KURSEONG was tidier and cosier than Darjeeling; most importantly, it had no water scarcity like the district headquarters. “Kurseong offers the best of both worlds; it offers pleasant weather minus the Darjeeling chill and you are surrounded by lush tea gardens like Makaibari and Castleton that command the highest prices for aromatic tea in the world,” said local resident Hiren Trikshatri. “Kurseong is strategically located midway between Siliguri and Darjeeling; you can reach Darjeeling or Siliguri in 45 minutes flat, the latter by the one-way Pankhabari road cutting through tea estates.” Agreed his friend, hotelier Dhiraj Arora. “Many tourists are now opting for Kurseong to be away from the congestion of Darjeeling. Other than its positional advantage, Kurseong offers you a view of Kanchenjunga on a clear day, albeit from a lower altitude. And unlike Darjeeling, you can get a decent bath here.”
“THE mall,” said DD Pradhan of Das Studio on the no-vehicle Nehru Road in Darjeeling, when I asked what was worth seeing in Darjeeling. He was humble enough not to mention his studio, virtually a pilgrimage for DHR fanatics and those who want to carry back visual memories of this part of the Himalayas. But what caught my interest were the ubiquitous elongated handcarts, each carrying sixteen 15-litre jars of water. “We call it the Gorkha Jeep or Bearing Gaadi, and it is perhaps the only thing that matters in Darjeeling,” said Trikshatri.
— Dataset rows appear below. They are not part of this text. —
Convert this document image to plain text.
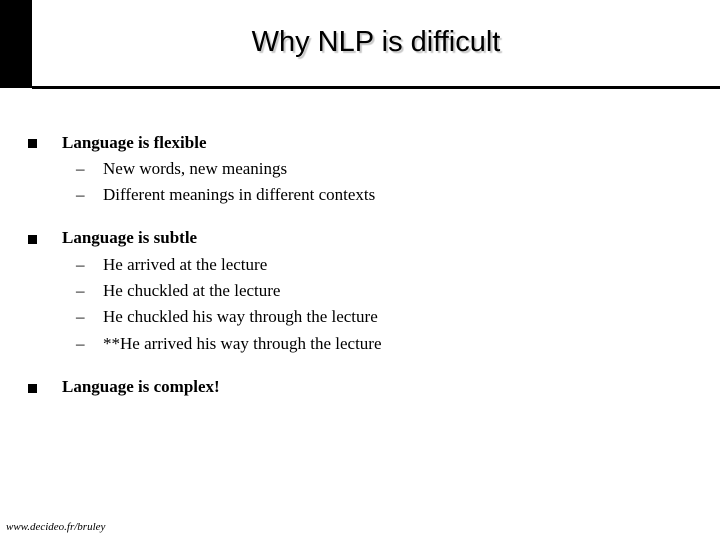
Why NLP is difficult
Language is flexible
– New words, new meanings
– Different meanings in different contexts
Language is subtle
– He arrived at the lecture
– He chuckled at the lecture
– He chuckled his way through the lecture
– **He arrived his way through the lecture
Language is complex!
www.decideo.fr/bruley
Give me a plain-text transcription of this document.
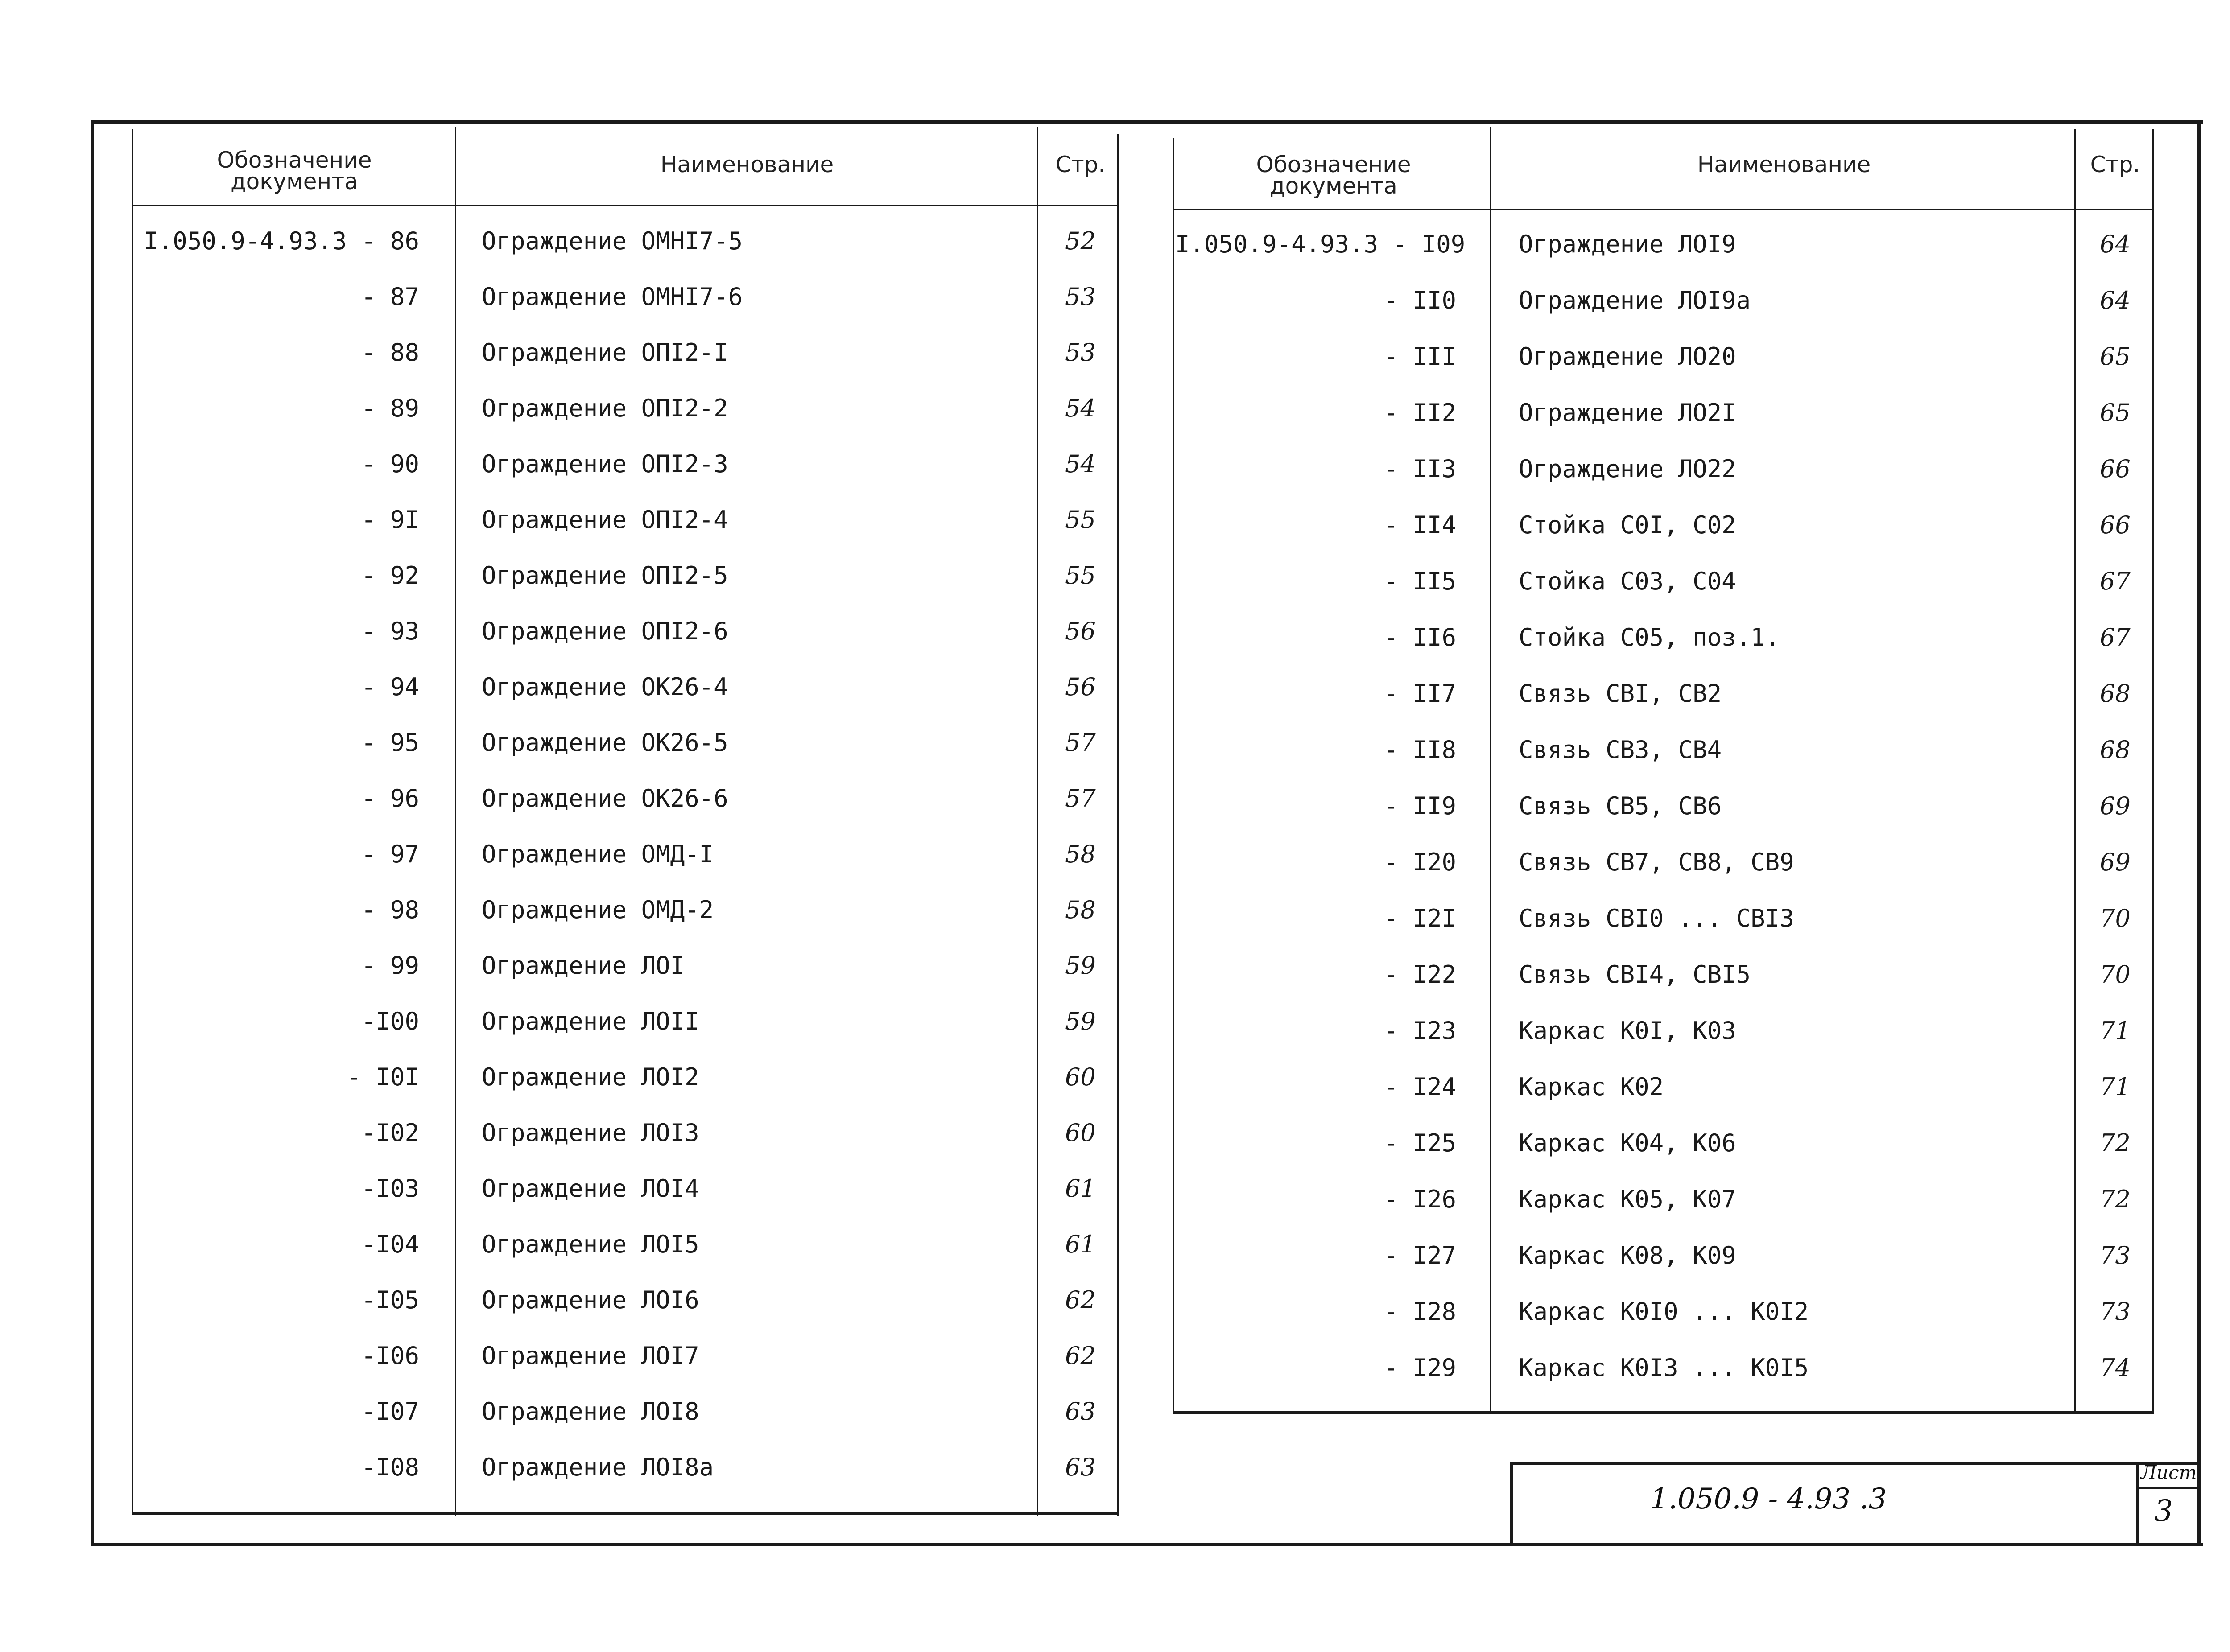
Обозначение
документа
Наименование	Стр.
I.050.9-4.93.3 - 86	Ограждение ОМНI7-5	52
- 87	Ограждение ОМНI7-6	53
- 88	Ограждение ОПI2-I	53
- 89	Ограждение ОПI2-2	54
- 90	Ограждение ОПI2-3	54
- 9I	Ограждение ОПI2-4	55
- 92	Ограждение ОПI2-5	55
- 93	Ограждение ОПI2-6	56
- 94	Ограждение ОК26-4	56
- 95	Ограждение ОК26-5	57
- 96	Ограждение ОК26-6	57
- 97	Ограждение ОМД-I	58
- 98	Ограждение ОМД-2	58
- 99	Ограждение ЛОI	59
-I00	Ограждение ЛОII	59
- I0I	Ограждение ЛОI2	60
-I02	Ограждение ЛОI3	60
-I03	Ограждение ЛОI4	61
-I04	Ограждение ЛОI5	61
-I05	Ограждение ЛОI6	62
-I06	Ограждение ЛОI7	62
-I07	Ограждение ЛОI8	63
-I08	Ограждение ЛОI8а	63
Обозначение
документа
Наименование	Стр.
I.050.9-4.93.3 - I09	Ограждение ЛОI9	64
- II0	Ограждение ЛОI9а	64
- III	Ограждение ЛО20	65
- II2	Ограждение ЛО2I	65
- II3	Ограждение ЛО22	66
- II4	Стойка С0I, С02	66
- II5	Стойка С03, С04	67
- II6	Стойка С05, поз.1.	67
- II7	Связь СВI, СВ2	68
- II8	Связь СВ3, СВ4	68
- II9	Связь СВ5, СВ6	69
- I20	Связь СВ7, СВ8, СВ9	69
- I2I	Связь СВI0 ... СВI3	70
- I22	Связь СВI4, СВI5	70
- I23	Каркас К0I, К03	71
- I24	Каркас К02	71
- I25	Каркас К04, К06	72
- I26	Каркас К05, К07	72
- I27	Каркас К08, К09	73
- I28	Каркас К0I0 ... К0I2	73
- I29	Каркас К0I3 ... К0I5	74
1.050.9 - 4.93 .3
Лист
3
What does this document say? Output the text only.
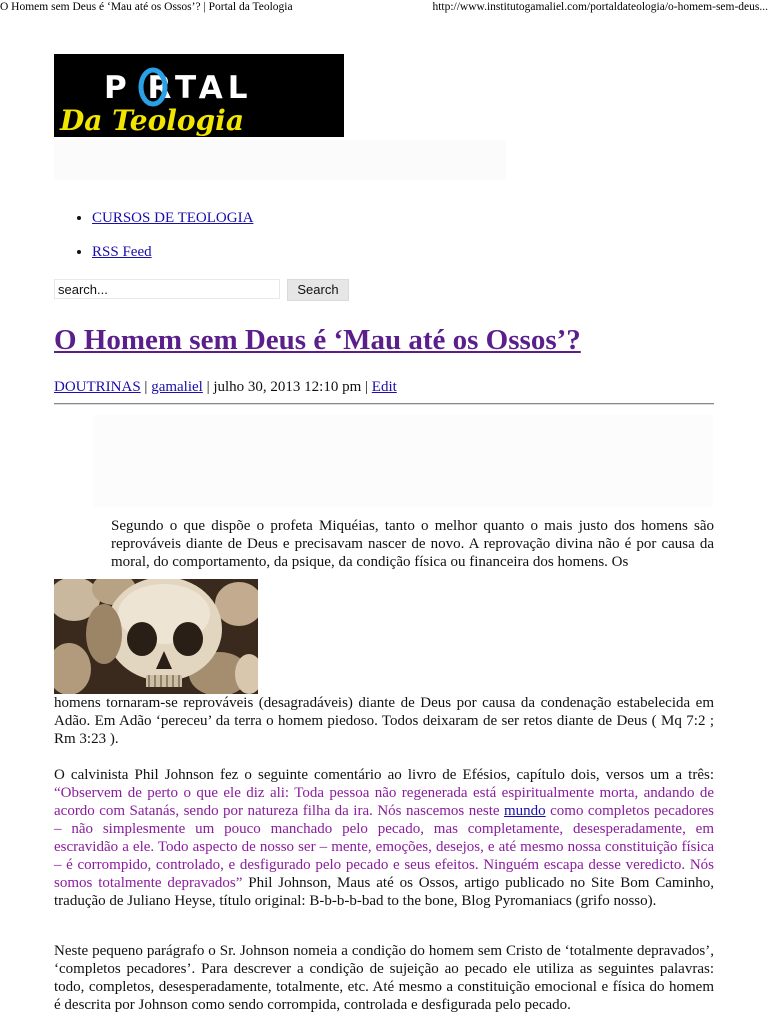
O Homem sem Deus é ‘Mau até os Ossos’? | Portal da Teologia	http://www.institutogamaliel.com/portaldateologia/o-homem-sem-deus...
P RTAL
Da Teologia
• CURSOS DE TEOLOGIA
• RSS Feed
search...	Search
O Homem sem Deus é ‘Mau até os Ossos’?
DOUTRINAS | gamaliel | julho 30, 2013 12:10 pm | Edit

Segundo o que dispõe o profeta Miquéias, tanto o melhor quanto o mais justo dos homens são reprováveis diante de Deus e precisavam nascer de novo. A reprovação divina não é por causa da moral, do comportamento, da psique, da condição física ou financeira dos homens. Os

homens tornaram-se reprováveis (desagradáveis) diante de Deus por causa da condenação estabelecida em Adão. Em Adão ‘pereceu’ da terra o homem piedoso. Todos deixaram de ser retos diante de Deus ( Mq 7:2 ; Rm 3:23 ).

O calvinista Phil Johnson fez o seguinte comentário ao livro de Efésios, capítulo dois, versos um a três: “Observem de perto o que ele diz ali: Toda pessoa não regenerada está espiritualmente morta, andando de acordo com Satanás, sendo por natureza filha da ira. Nós nascemos neste mundo como completos pecadores – não simplesmente um pouco manchado pelo pecado, mas completamente, desesperadamente, em escravidão a ele. Todo aspecto de nosso ser – mente, emoções, desejos, e até mesmo nossa constituição física – é corrompido, controlado, e desfigurado pelo pecado e seus efeitos. Ninguém escapa desse veredicto. Nós somos totalmente depravados” Phil Johnson, Maus até os Ossos, artigo publicado no Site Bom Caminho, tradução de Juliano Heyse, título original: B-b-b-b-bad to the bone, Blog Pyromaniacs (grifo nosso).

Neste pequeno parágrafo o Sr. Johnson nomeia a condição do homem sem Cristo de ‘totalmente depravados’, ‘completos pecadores’. Para descrever a condição de sujeição ao pecado ele utiliza as seguintes palavras: todo, completos, desesperadamente, totalmente, etc. Até mesmo a constituição emocional e física do homem é descrita por Johnson como sendo corrompida, controlada e desfigurada pelo pecado.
Water costs Rs 90 per Gorkha Jeep; the price escalates during tourist season when the demand for the vital fluid increases. Residents said water scarcity was the offshoot of “too much tourism” with hotels bribing water supply officials for more than their share. “The British had set up an efficient water supply network, but it is as good as not being there today,” said resident RM Lama. “Our appeals to reintroduce freight service on DHR, at least to supply us water from waterfalls near the railway track below have fallen on deaf ears. Maybe, the transport lobby is too strong.”
The slide for DHR began when freight service was discontinued more than two decades ago, said railway lover and member of DHR Society Sushil Dikshit. “This railway system would have gone to the dogs had it not been recognised as a World Heritage Site. The status has made the railway bosses think in terms of overhauling the tracks and get better coaches and faster locomotives, unfortunately of the diesel kind. But what DHR needs is a reintroduction of the freight service along with restriction on the movement of heavy trucks.”
An engineer with the West Bengal Public Health Engineering, Dikshit knows the railway can start by hauling water from torrents like Paglajhora and Panchanadi near Tindharia — location for the ‘Mere Sapno ki Rani’ song in ‘Aradhana’, I was told — and take it up to water-deficient Darjeeling for a price. It was an idea that sounded as poetic as the steam locomotive snaking along the slopes. Railway bosses could consider spending some steam to take water to an often ice-covered hill station.